Gagasan tentang “martabat manusia” yang menopang hak asasi manusia belum tentu memadai, karena muatan budayanya yang jelas. Alternatifnya adalah mempertimbangkan kerentanan manusia, yaitu bahwa dalam jangka panjang, kita semua akan mengalami penuaan, penyakit, dan kematian. Itu adalah banyak kita sebagai manusia, yang kita semua berbagi.

Perubahan iklim dengan sempurna menggambarkan kerentanan bersama dari semua manusia dan perlunya tindakan bersama untuk mengamankan masa depan, bukan untuk kita, tetapi untuk anak-anak kita.

Info Buku:

Judul: Sebuah Teori Bencana, 
Pengarang: Bryan S. Turner

Sosiologi telah mengembangkan teori perubahan sosial di bidang evolusi, konflik, dan modernisasi, memandang masyarakat modern pada dasarnya tidak stabil dan didorong oleh konflik. Namun, belum serius mempelajari malapetaka. A Theory of Catastrophe mengembangkan sosiologi bencana, membandingkan penyebab dan konsekuensi alam, sosial, dan politik, dan teori sosial yang mungkin menawarkan pemahaman yang lebih baik tentang krisis ini.

Untuk memesan buku atau mempelajarinya lebih lanjut, silakan ikuti tautan ini

tentang Penulis

Bryan Stanley Turner, Profesor Sosiologi, Universitas Katolik Australia.

Buku Bryan S. Turner Sebuah Teori Bencana diterbitkan oleh Ilmu Sosial Kontemporer De Gruyter.Percakapan

Artikel ini diterbitkan kembali dari Percakapan di bawah lisensi Creative Commons. Membaca Artikel asli.

istirahat

Buku terkait:

Kebiasaan Atom: Cara Mudah & Terbukti untuk Membangun Kebiasaan Baik & Menghancurkan Orang-Orang Jahat

oleh James Clear

Kebiasaan Atom memberikan saran praktis untuk mengembangkan kebiasaan baik dan menghilangkan kebiasaan buruk, berdasarkan penelitian ilmiah tentang perubahan perilaku.

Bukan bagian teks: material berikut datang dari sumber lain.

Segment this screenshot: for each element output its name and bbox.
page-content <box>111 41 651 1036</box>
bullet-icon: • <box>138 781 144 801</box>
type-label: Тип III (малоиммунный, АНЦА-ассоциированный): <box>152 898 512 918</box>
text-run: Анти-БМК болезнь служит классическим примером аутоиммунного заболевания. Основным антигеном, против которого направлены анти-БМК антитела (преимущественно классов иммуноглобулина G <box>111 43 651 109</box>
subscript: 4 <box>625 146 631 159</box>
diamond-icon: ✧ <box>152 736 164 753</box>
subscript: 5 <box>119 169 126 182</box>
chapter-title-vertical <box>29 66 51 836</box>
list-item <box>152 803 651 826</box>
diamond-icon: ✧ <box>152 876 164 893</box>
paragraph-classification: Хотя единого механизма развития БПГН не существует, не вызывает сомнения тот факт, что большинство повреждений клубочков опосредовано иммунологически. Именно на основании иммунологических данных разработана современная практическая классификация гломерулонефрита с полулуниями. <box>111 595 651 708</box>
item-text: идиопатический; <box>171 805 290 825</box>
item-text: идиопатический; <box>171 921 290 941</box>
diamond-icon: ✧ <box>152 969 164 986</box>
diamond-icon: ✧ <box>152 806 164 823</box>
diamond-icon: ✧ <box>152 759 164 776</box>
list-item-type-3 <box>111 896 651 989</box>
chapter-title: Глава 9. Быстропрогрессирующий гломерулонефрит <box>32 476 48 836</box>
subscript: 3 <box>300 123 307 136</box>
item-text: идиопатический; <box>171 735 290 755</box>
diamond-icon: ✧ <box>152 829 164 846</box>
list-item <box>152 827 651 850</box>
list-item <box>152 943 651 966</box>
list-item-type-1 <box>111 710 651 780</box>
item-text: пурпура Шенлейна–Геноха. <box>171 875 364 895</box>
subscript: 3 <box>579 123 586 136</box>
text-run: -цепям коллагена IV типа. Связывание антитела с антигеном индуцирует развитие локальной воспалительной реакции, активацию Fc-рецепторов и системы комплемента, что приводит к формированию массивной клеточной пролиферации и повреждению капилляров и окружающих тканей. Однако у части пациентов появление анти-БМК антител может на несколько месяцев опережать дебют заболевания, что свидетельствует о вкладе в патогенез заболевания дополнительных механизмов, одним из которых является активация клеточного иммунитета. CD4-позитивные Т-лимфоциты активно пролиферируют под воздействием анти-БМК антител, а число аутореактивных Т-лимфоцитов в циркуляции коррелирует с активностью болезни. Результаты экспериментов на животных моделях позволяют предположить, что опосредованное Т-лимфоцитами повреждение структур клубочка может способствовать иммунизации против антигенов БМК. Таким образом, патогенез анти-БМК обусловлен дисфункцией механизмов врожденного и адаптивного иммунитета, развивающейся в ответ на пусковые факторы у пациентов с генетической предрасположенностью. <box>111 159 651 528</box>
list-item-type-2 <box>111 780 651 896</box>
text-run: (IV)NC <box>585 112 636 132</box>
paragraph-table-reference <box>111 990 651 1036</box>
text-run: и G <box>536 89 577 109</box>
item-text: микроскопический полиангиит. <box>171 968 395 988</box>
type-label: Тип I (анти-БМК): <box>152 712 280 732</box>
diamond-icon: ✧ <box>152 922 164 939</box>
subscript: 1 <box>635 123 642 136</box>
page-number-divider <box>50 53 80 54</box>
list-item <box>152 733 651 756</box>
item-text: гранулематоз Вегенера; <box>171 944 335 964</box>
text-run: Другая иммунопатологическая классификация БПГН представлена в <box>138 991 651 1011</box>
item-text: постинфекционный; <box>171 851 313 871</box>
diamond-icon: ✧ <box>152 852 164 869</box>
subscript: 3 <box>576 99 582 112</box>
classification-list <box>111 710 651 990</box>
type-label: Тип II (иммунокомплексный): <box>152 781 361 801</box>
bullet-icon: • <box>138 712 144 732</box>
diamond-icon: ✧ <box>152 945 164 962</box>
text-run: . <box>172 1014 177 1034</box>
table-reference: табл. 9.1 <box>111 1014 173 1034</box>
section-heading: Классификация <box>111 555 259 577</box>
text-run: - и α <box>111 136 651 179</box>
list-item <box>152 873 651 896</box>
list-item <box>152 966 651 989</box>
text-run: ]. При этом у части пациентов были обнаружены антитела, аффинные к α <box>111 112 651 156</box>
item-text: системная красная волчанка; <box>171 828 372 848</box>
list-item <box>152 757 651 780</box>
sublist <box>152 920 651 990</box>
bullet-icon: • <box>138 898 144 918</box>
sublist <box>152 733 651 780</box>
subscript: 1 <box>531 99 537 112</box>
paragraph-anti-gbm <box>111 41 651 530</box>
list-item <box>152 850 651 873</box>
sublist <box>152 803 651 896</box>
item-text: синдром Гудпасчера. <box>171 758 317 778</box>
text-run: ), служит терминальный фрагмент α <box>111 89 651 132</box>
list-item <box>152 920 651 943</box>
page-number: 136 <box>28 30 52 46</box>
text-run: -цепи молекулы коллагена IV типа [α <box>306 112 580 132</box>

Klik untuk info lebih lanjut atau untuk memesan

Empat Kecenderungan: Profil Kepribadian yang Sangat Penting yang Mengungkapkan Cara Membuat Hidup Anda Lebih Baik (dan Kehidupan Orang Lain Juga Lebih Baik)

oleh Gretchen Rubin

Empat Kecenderungan mengidentifikasi empat tipe kepribadian dan menjelaskan bagaimana memahami kecenderungan Anda sendiri dapat membantu Anda meningkatkan hubungan, kebiasaan kerja, dan kebahagiaan secara keseluruhan.

Klik untuk info lebih lanjut atau untuk memesan

Pikirkan Lagi: Kekuatan Mengetahui Apa yang Tidak Anda Ketahui

oleh Adam Grant

Think Again mengeksplorasi bagaimana orang dapat mengubah pikiran dan sikap mereka, dan menawarkan strategi untuk meningkatkan pemikiran kritis dan pengambilan keputusan.

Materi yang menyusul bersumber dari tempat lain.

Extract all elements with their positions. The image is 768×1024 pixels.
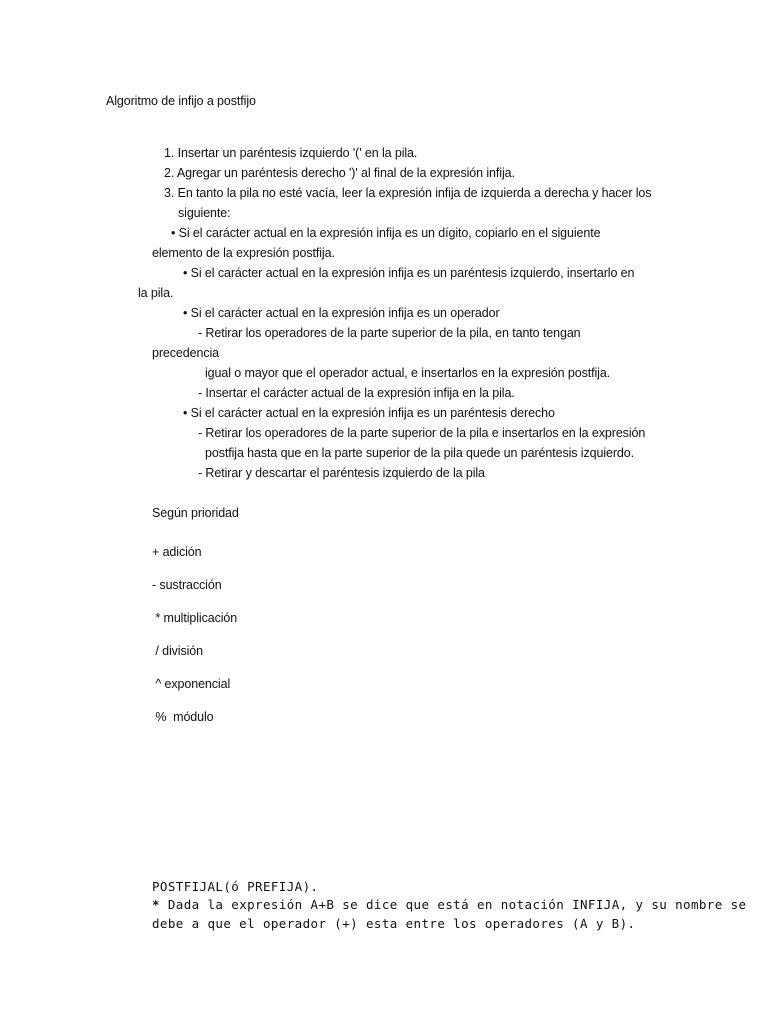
operator-exponential: ^ exponencial xyxy=(152,677,231,691)
footer-line2-text: Dada la expresión A+B se dice que está en notación INFIJA, y su nombre se xyxy=(159,897,747,912)
rule-digit-line1: • Si el carácter actual en la expresión infija es un dígito, copiarlo en el siguiente xyxy=(171,226,601,240)
rule-right-paren-line1: • Si el carácter actual en la expresión infija es un paréntesis derecho xyxy=(183,406,555,420)
document-title: Algoritmo de infijo a postfijo xyxy=(106,94,256,108)
footer-line2 xyxy=(152,897,746,913)
operator-division: / división xyxy=(152,644,204,658)
step-1: 1. Insertar un paréntesis izquierdo '(' en la pila. xyxy=(164,146,418,160)
rule-right-paren-sub1-line1: - Retirar los operadores de la parte superior de la pila e insertarlos en la expresión xyxy=(198,426,646,440)
operator-modulo: % módulo xyxy=(152,710,214,724)
footer-line1: POSTFIJAL(ó PREFIJA). xyxy=(152,879,319,894)
rule-operator-sub1-line1: - Retirar los operadores de la parte superior de la pila, en tanto tengan xyxy=(198,326,581,340)
rule-left-paren-line2: la pila. xyxy=(138,286,174,300)
rule-operator-sub2: - Insertar el carácter actual de la expresión infija en la pila. xyxy=(198,386,515,400)
rule-digit-line2: elemento de la expresión postfija. xyxy=(152,246,335,260)
step-3: 3. En tanto la pila no esté vacía, leer la expresión infija de izquierda a derecha y hacer los xyxy=(164,186,652,200)
rule-right-paren-sub1-line2: postfija hasta que en la parte superior de la pila quede un paréntesis izquierdo. xyxy=(205,446,634,460)
operator-subtraction: - sustracción xyxy=(152,578,222,592)
footer-line3: debe a que el operador (+) esta entre los operadores (A y B). xyxy=(152,916,636,931)
rule-left-paren-line1: • Si el carácter actual en la expresión infija es un paréntesis izquierdo, insertarlo en xyxy=(183,266,635,280)
step-3-continuation: siguiente: xyxy=(178,206,231,220)
operator-multiplication: * multiplicación xyxy=(152,611,238,625)
rule-operator-sub1-line2: precedencia xyxy=(152,346,220,360)
rule-operator-line1: • Si el carácter actual en la expresión infija es un operador xyxy=(183,306,500,320)
step-2: 2. Agregar un paréntesis derecho ')' al final de la expresión infija. xyxy=(164,166,515,180)
footer-star: * xyxy=(152,897,160,912)
rule-right-paren-sub2: - Retirar y descartar el paréntesis izquierdo de la pila xyxy=(198,466,485,480)
operator-addition: + adición xyxy=(152,545,202,559)
priority-heading: Según prioridad xyxy=(152,506,239,520)
rule-operator-sub1-line3: igual o mayor que el operador actual, e insertarlos en la expresión postfija. xyxy=(205,366,611,380)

Klik untuk info lebih lanjut atau untuk memesan

Tubuh Menjaga Skor: Otak, Pikiran, dan Tubuh dalam Penyembuhan Trauma

oleh Bessel van der Kolk

The Body Keeps the Score membahas hubungan antara trauma dan kesehatan fisik, dan menawarkan wawasan tentang bagaimana trauma dapat diobati dan disembuhkan.

Klik untuk info lebih lanjut atau untuk memesan

Psikologi Uang: Pelajaran abadi tentang kekayaan, keserakahan, dan kebahagiaan

oleh Morgan Housel

The Psychology of Money mengkaji bagaimana sikap dan perilaku kita seputar uang dapat membentuk kesuksesan finansial dan kesejahteraan kita secara keseluruhan.